How can AI support consumer products and retail companies with recruitment? AI can take the guesswork out of the process. With well-designed interactive surveys and questionnaires, the application process can more accurately identify potential candidates and assess a candidate’s fit within company culture, leading to a less biased recruiting decision. AI can consider transferrable skills, further widening the candidate pool.

For retention, AI can be used to analyse employee performance and identify the need for new learning and development initiatives to improve career progression and prevent stagnation. It can also be used as a predictive model of engagement to determine levels of employee satisfaction.

With so many potential benefits, it’s no surprise that over half (55%) of the global workforce say that they would be more likely to stay with a company if their employer would use AI to aid their career growth. In fact, 82% of workers believe that AI can support career growth better than humans.

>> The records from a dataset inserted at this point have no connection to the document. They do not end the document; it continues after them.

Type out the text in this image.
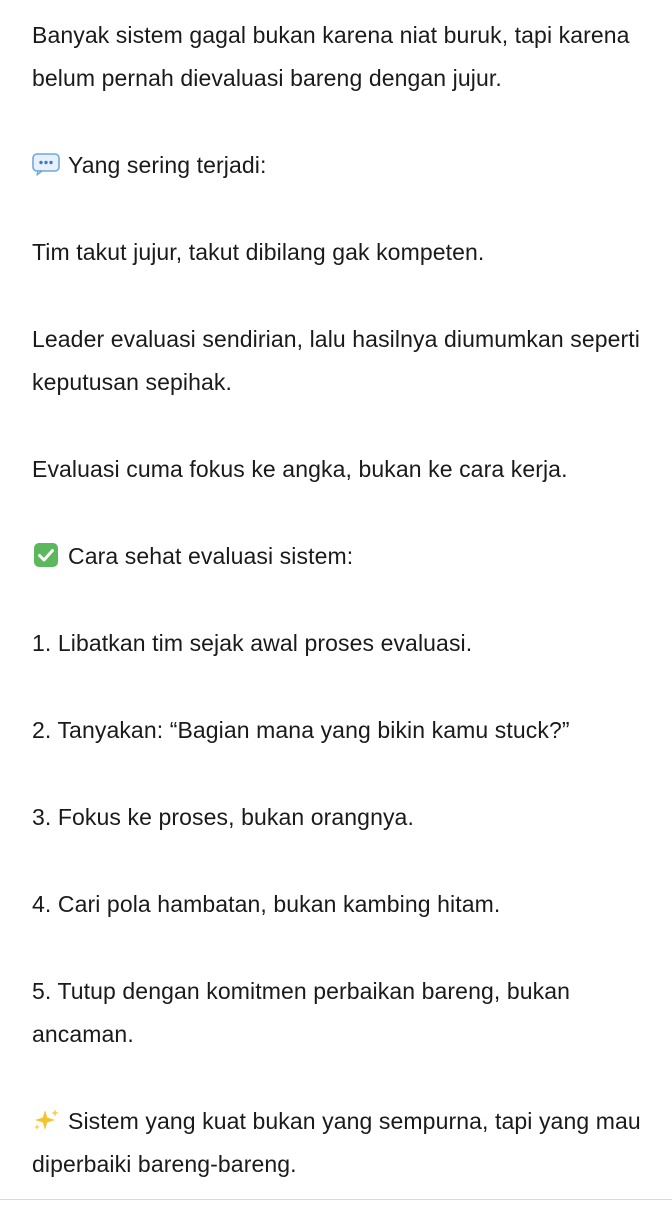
Banyak sistem gagal bukan karena niat buruk, tapi karena belum pernah dievaluasi bareng dengan jujur.

Yang sering terjadi:

Tim takut jujur, takut dibilang gak kompeten.

Leader evaluasi sendirian, lalu hasilnya diumumkan seperti keputusan sepihak.

Evaluasi cuma fokus ke angka, bukan ke cara kerja.

Cara sehat evaluasi sistem:

1. Libatkan tim sejak awal proses evaluasi.

2. Tanyakan: “Bagian mana yang bikin kamu stuck?”

3. Fokus ke proses, bukan orangnya.

4. Cari pola hambatan, bukan kambing hitam.

5. Tutup dengan komitmen perbaikan bareng, bukan ancaman.

Sistem yang kuat bukan yang sempurna, tapi yang mau diperbaiki bareng-bareng.
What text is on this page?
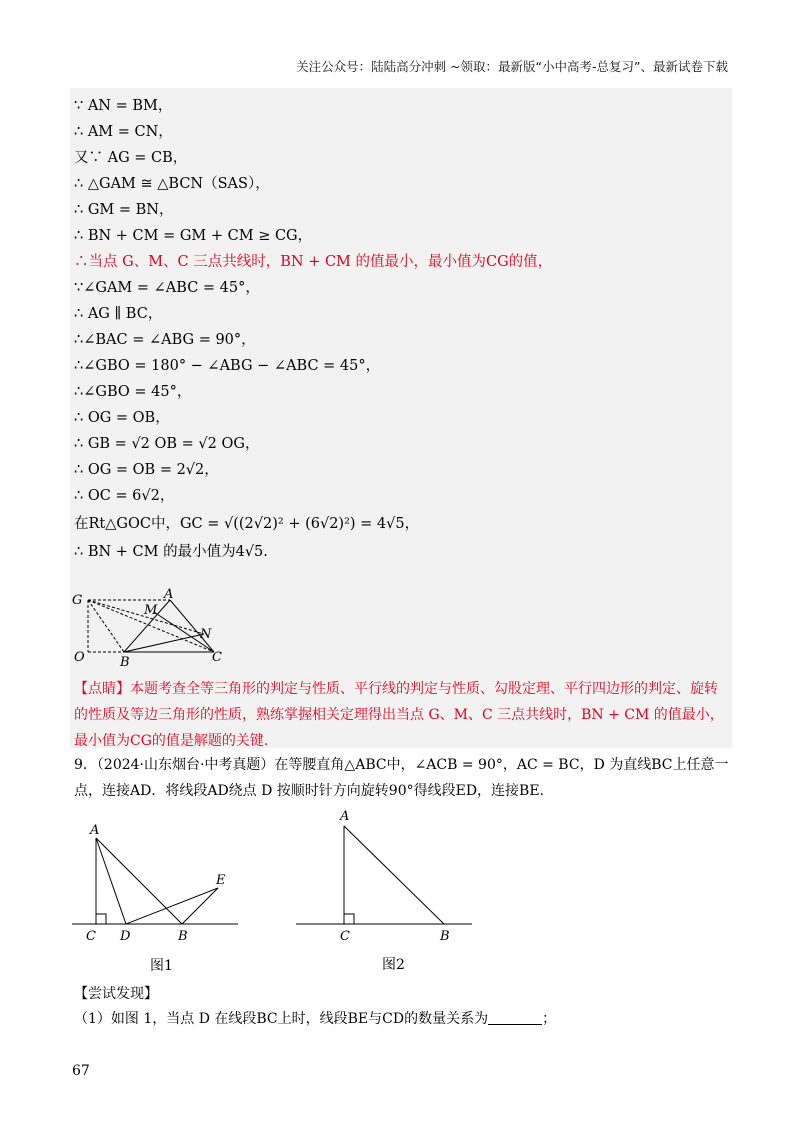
关注公众号：陆陆高分冲刺 ~领取：最新版“小中高考-总复习”、最新试卷下载
∵ AN = BM，
∴ AM = CN，
又∵ AG = CB，
∴ △GAM ≅ △BCN（SAS），
∴ GM = BN，
∴ BN + CM = GM + CM ≥ CG，
∴当点 G、M、C 三点共线时，BN + CM 的值最小，最小值为CG的值，
∵∠GAM = ∠ABC = 45°，
∴ AG ∥ BC，
∴∠BAC = ∠ABG = 90°，
∴∠GBO = 180° − ∠ABG − ∠ABC = 45°，
∴∠GBO = 45°，
∴ OG = OB，
∴ GB = √2 OB = √2 OG，
∴ OG = OB = 2√2，
∴ OC = 6√2，
在Rt△GOC中，GC = √((2√2)² + (6√2)²) = 4√5，
∴ BN + CM 的最小值为4√5.
G	A
M
N
O	B	C
【点睛】本题考查全等三角形的判定与性质、平行线的判定与性质、勾股定理、平行四边形的判定、旋转的性质及等边三角形的性质，熟练掌握相关定理得出当点 G、M、C 三点共线时，BN + CM 的值最小，最小值为CG的值是解题的关键.
9．（2024·山东烟台·中考真题）在等腰直角△ABC中，∠ACB = 90°，AC = BC，D 为直线BC上任意一点，连接AD．将线段AD绕点 D 按顺时针方向旋转90°得线段ED，连接BE.
A
C D	B
E
图1
A
C	B
图2
【尝试发现】
（1）如图 1，当点 D 在线段BC上时，线段BE与CD的数量关系为	；
67
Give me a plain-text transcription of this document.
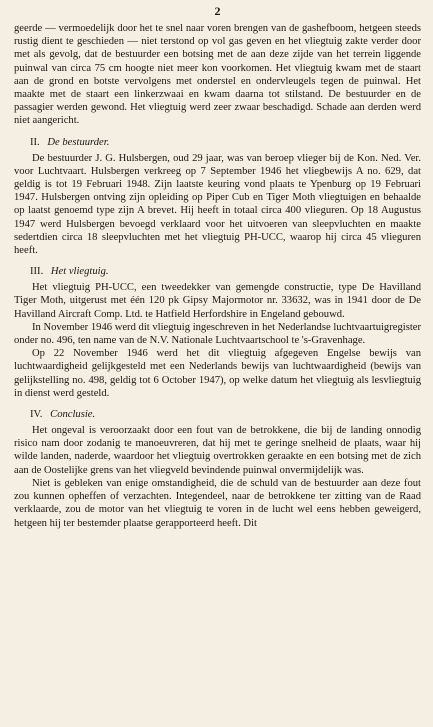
2

geerde — vermoedelijk door het te snel naar voren brengen van de gashefboom, hetgeen steeds rustig dient te geschieden — niet terstond op vol gas geven en het vliegtuig zakte verder door met als gevolg, dat de bestuurder een botsing met de aan deze zijde van het terrein liggende puinwal van circa 75 cm hoogte niet meer kon voorkomen. Het vliegtuig kwam met de staart aan de grond en botste vervolgens met onderstel en ondervleugels tegen de puinwal. Het maakte met de staart een linkerzwaai en kwam daarna tot stilstand. De bestuurder en de passagier werden gewond. Het vliegtuig werd zeer zwaar beschadigd. Schade aan derden werd niet aangericht.

II. De bestuurder.

De bestuurder J. G. Hulsbergen, oud 29 jaar, was van beroep vlieger bij de Kon. Ned. Ver. voor Luchtvaart. Hulsbergen verkreeg op 7 September 1946 het vliegbewijs A no. 629, dat geldig is tot 19 Februari 1948. Zijn laatste keuring vond plaats te Ypenburg op 19 Februari 1947. Hulsbergen ontving zijn opleiding op Piper Cub en Tiger Moth vliegtuigen en behaalde op laatst genoemd type zijn A brevet. Hij heeft in totaal circa 400 vlieguren. Op 18 Augustus 1947 werd Hulsbergen bevoegd verklaard voor het uitvoeren van sleepvluchten en maakte sedertdien circa 18 sleepvluchten met het vliegtuig PH-UCC, waarop hij circa 45 vlieguren heeft.

III. Het vliegtuig.

Het vliegtuig PH-UCC, een tweedekker van gemengde constructie, type De Havilland Tiger Moth, uitgerust met één 120 pk Gipsy Majormotor nr. 33632, was in 1941 door de De Havilland Aircraft Comp. Ltd. te Hatfield Herfordshire in Engeland gebouwd.

In November 1946 werd dit vliegtuig ingeschreven in het Nederlandse luchtvaartuigregister onder no. 496, ten name van de N.V. Nationale Luchtvaartschool te 's-Gravenhage.

Op 22 November 1946 werd het dit vliegtuig afgegeven Engelse bewijs van luchtwaardigheid gelijkgesteld met een Nederlands bewijs van luchtwaardigheid (bewijs van gelijkstelling no. 498, geldig tot 6 October 1947), op welke datum het vliegtuig als lesvliegtuig in dienst werd gesteld.

IV. Conclusie.

Het ongeval is veroorzaakt door een fout van de betrokkene, die bij de landing onnodig risico nam door zodanig te manoeuvreren, dat hij met te geringe snelheid de plaats, waar hij wilde landen, naderde, waardoor het vliegtuig overtrokken geraakte en een botsing met de zich aan de Oostelijke grens van het vliegveld bevindende puinwal onvermijdelijk was.

Niet is gebleken van enige omstandigheid, die de schuld van de bestuurder aan deze fout zou kunnen opheffen of verzachten. Integendeel, naar de betrokkene ter zitting van de Raad verklaarde, zou de motor van het vliegtuig te voren in de lucht wel eens hebben geweigerd, hetgeen hij ter bestemder plaatse gerapporteerd heeft. Dit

Improving recruitment and committing to your employees’ career development is critical for business growth. Workers are open to innovation and adopting new technology, yet fewer than half of employees say that their company uses AI in the workplace. Early adoption of AI can set your company apart as being more innovative and supportive of your employees’ needs, putting you on a path to future-proofing your business and acquiring a highly skilled workforce.

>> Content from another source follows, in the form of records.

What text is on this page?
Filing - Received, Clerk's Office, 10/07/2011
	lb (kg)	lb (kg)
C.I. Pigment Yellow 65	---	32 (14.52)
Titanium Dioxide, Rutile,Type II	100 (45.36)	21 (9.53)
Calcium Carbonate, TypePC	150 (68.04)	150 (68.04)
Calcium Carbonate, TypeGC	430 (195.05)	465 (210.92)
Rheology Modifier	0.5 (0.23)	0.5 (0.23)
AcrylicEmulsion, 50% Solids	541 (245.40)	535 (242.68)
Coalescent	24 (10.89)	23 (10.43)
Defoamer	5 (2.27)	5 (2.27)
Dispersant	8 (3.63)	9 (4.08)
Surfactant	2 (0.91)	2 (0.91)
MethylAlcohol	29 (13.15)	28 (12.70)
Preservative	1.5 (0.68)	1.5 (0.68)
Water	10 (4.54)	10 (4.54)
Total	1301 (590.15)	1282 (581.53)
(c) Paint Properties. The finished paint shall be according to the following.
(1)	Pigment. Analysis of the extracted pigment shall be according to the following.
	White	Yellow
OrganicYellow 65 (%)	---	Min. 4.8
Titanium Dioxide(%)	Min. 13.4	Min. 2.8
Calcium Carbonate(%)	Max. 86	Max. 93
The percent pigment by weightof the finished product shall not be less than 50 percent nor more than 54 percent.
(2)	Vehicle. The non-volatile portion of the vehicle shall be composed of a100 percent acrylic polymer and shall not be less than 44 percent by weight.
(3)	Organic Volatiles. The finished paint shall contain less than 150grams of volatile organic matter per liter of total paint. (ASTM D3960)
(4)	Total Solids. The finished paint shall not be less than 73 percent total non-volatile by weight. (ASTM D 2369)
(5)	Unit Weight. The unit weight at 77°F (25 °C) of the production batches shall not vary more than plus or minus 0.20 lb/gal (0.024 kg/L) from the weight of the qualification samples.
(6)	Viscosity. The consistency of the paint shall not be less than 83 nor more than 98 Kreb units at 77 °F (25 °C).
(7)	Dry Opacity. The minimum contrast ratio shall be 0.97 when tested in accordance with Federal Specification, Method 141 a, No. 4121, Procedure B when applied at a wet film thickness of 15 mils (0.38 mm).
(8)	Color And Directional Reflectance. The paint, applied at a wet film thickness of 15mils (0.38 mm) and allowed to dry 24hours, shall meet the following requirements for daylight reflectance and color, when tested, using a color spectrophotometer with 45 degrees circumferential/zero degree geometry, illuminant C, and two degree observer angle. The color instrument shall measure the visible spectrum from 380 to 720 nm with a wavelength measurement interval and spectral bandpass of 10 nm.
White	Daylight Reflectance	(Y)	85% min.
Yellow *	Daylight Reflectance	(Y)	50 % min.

Industry slowdown and the risk of layoffs

Price inflation has skyrocketed across the globe. In the UK, grocery inflation accelerated to an all-time high of 13.9% in September 2022. The increase has reached the highest level since Kantar started tracking grocery prices in 2008.

The US has seen a 10.9% increase since August 2021, the largest increase in over 40 years. And the inflation rate for food in the EU reached 15.4% in August 2022.

With prices going up due to inflation, consumers are changing their buying habits. This change is being felt most heavily by producers of brand-name and specialty food who are forced to introduce cost-cutting measures, including layoffs.

Impossible Foods, a plant-based meat company, recently laid off 6% of its workforce as part of a reorganisation. Though the company reports steady growth, they have considered recent economic factors and are prioritising initiatives to strengthen their operation and prepare for the future.

Planterra, another plant-based meat producer, is shutting down operations this year, laying off 121 employees in their corporate headquarters and manufacturing plant.

Beyond Meat is laying off 19% of its workforce after a year of stagnant growth.

As the current economic situation raises concerns across all segments, employers are facing difficult decisions when it comes to making short-term and long-term plans.

Firms should carefully consider when, how, and if they should let workers go. Though layoffs might appear to be an easy solution to maintain market competitiveness, they do not come without costs – severance allowance or continued benefits might follow.

Layoffs can also cause stress for remaining employees, damaging team morale. They might bring higher turnover than expected as some employees choose to abandon ship
for fear of continued workforce reductions. It can be difficult for a company to recover from losing too much well-trained talent, and laid-off workers are unlikely to accept a rehire offer once the company’s financial situation improves.

Staying competitive while handling short-term disruptions and planning long-term strategies is not easy. Before making the decision to lay off workers, weigh all possible options and consider the ramifications of any decision you make.